Fame did not, as it happens, miss going to his head entirely. He and Betty divorced in 1985 mostly because, it seems, he could not resist women who pursued him. "I was 30-years-old and getting smothered in birds, smothered." His leg has never put women off, he says. "I lost me virginity at 14 on Upminster common. Gorgeous it was." He remained on good terms with Betty who died four years ago from, yes, cancer.

He has since married the sculptress Sophy Tilson, the daughter of the artist Joe Tilson, who is 23 years his junior. He now has two little sons - Albert, three, and Billy, one - who, he says, smell lovely. "Like chocolate and coconut." No, they don't know he's ill. Yes, he does think about not being there to see who they grow into, but not morbidly. "They'll be alright. They've got their mum."

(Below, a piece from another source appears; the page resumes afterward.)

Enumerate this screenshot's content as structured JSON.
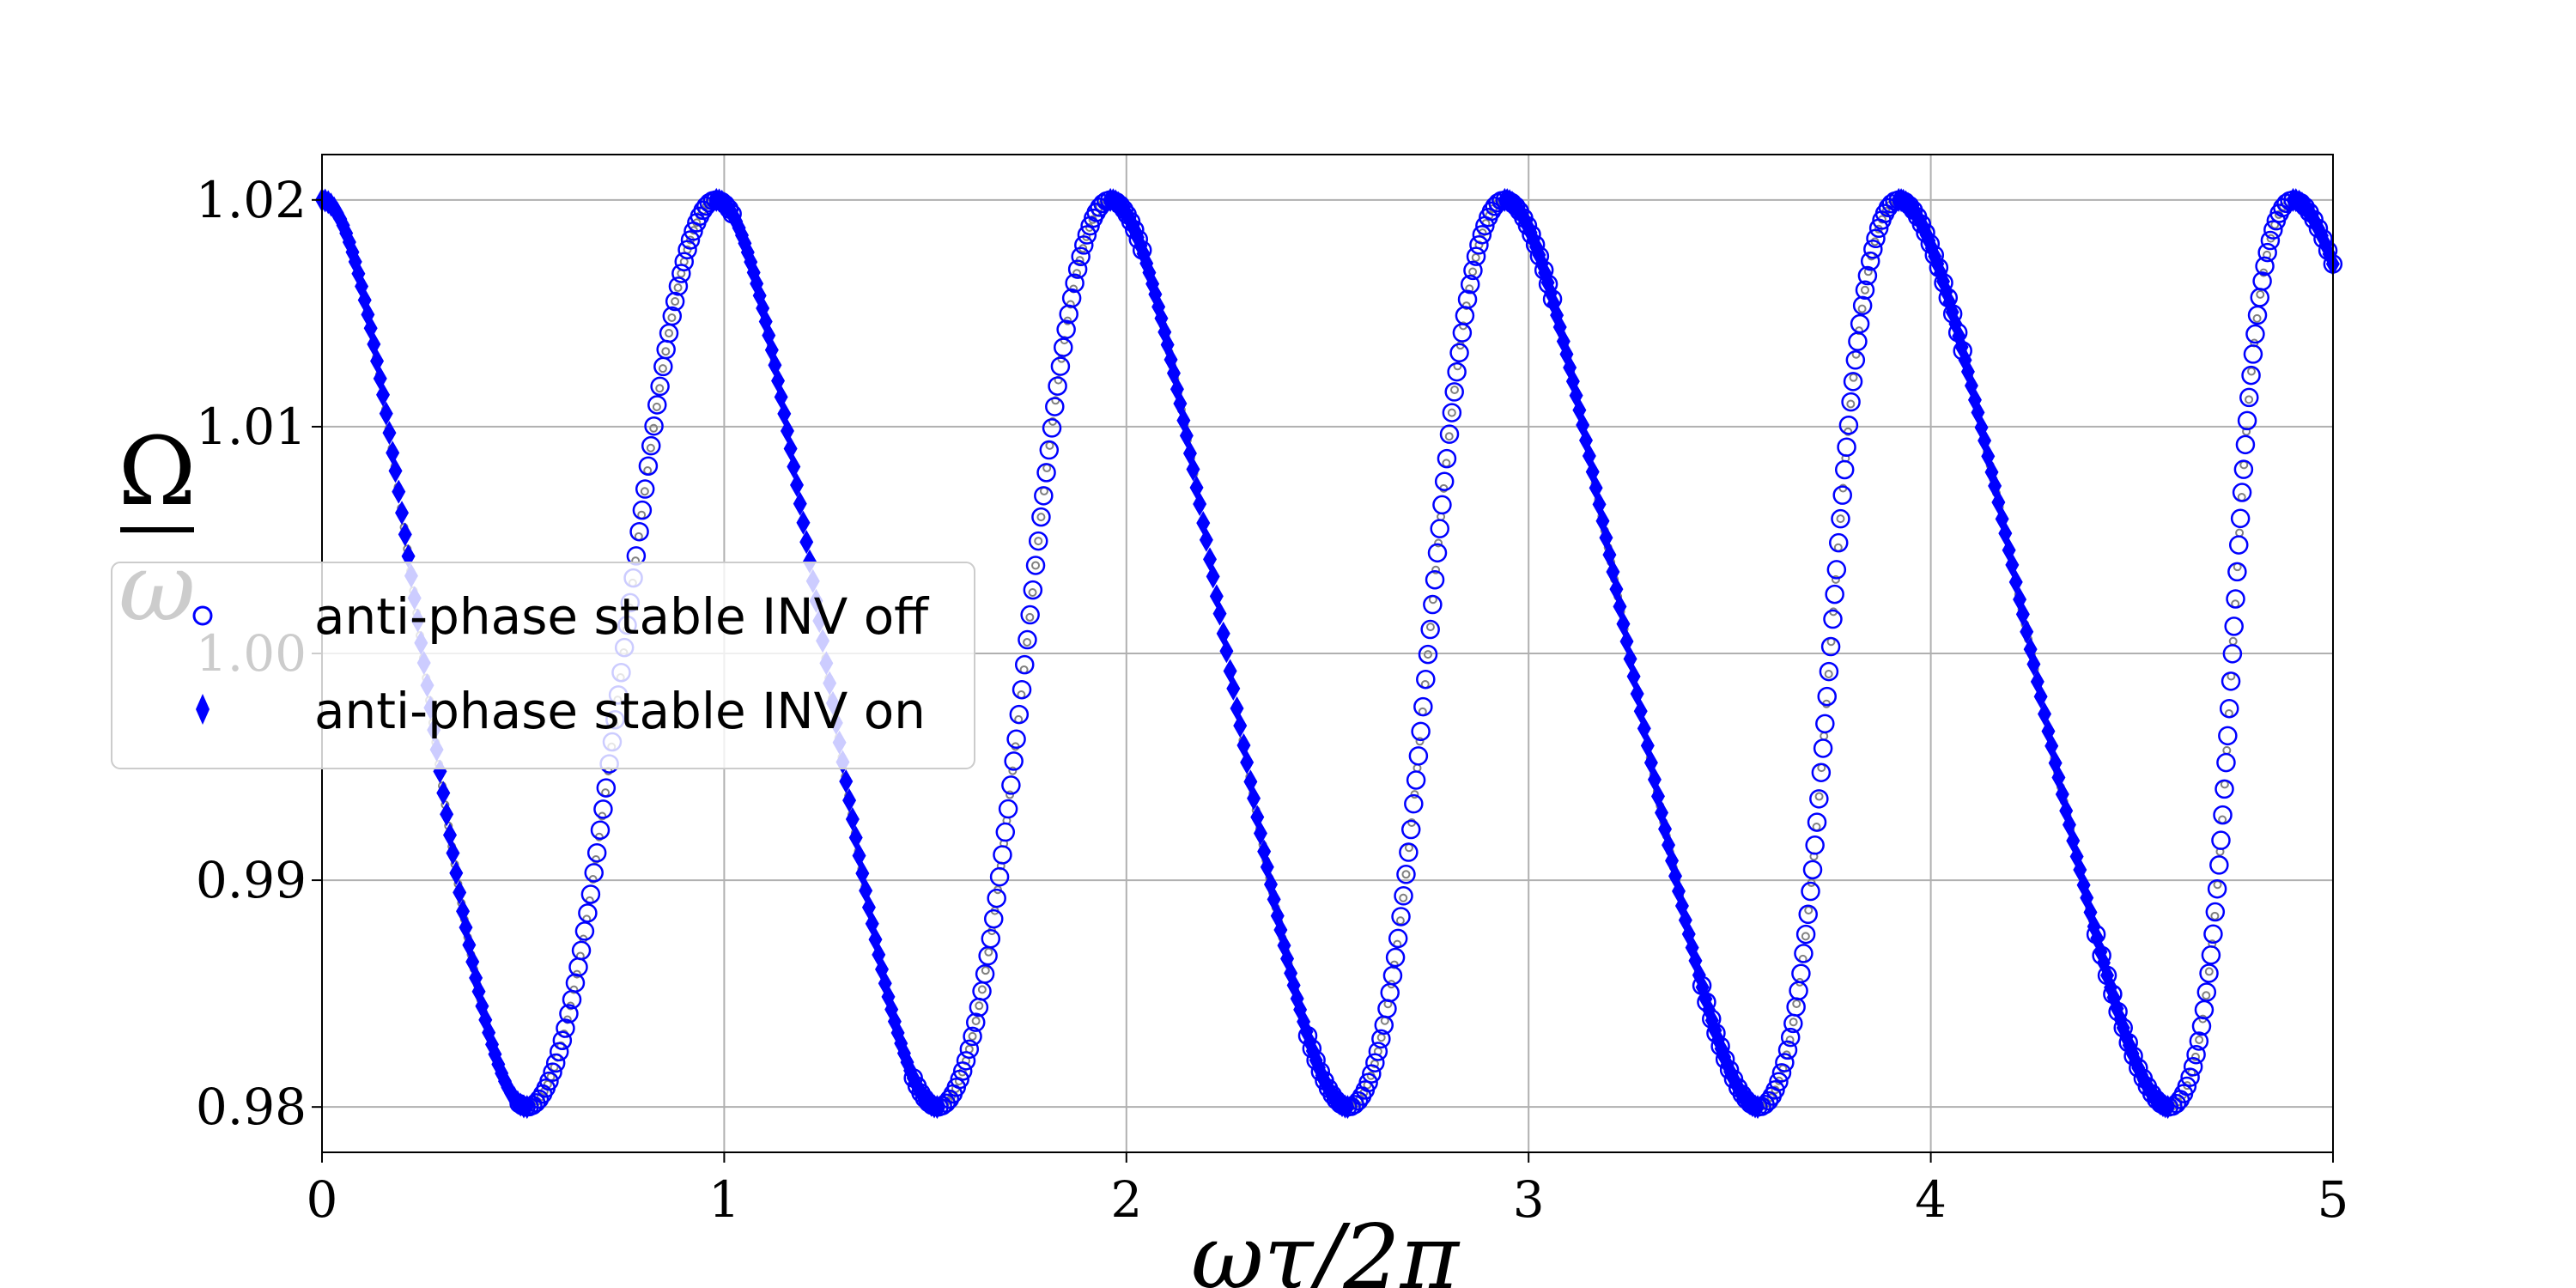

Anyway, he's due for another scan this week, which will tell him the state of his tumours. As we part, two magpies flutter down. "Two for joy!" I exclaim in my clumsy way. "Perhaps the news won't be that bad." "Only if you believe in that sort of crap," says Ian cheerfully. One of us might not be a cliched thinker. And I don't think it's me.

`Mr Love Pants' is available for pounds 12.99 on Ian's label, Ronnie Harris Records, which he named after his accountant because "I knew he'd take care of the business if I named it after ` im".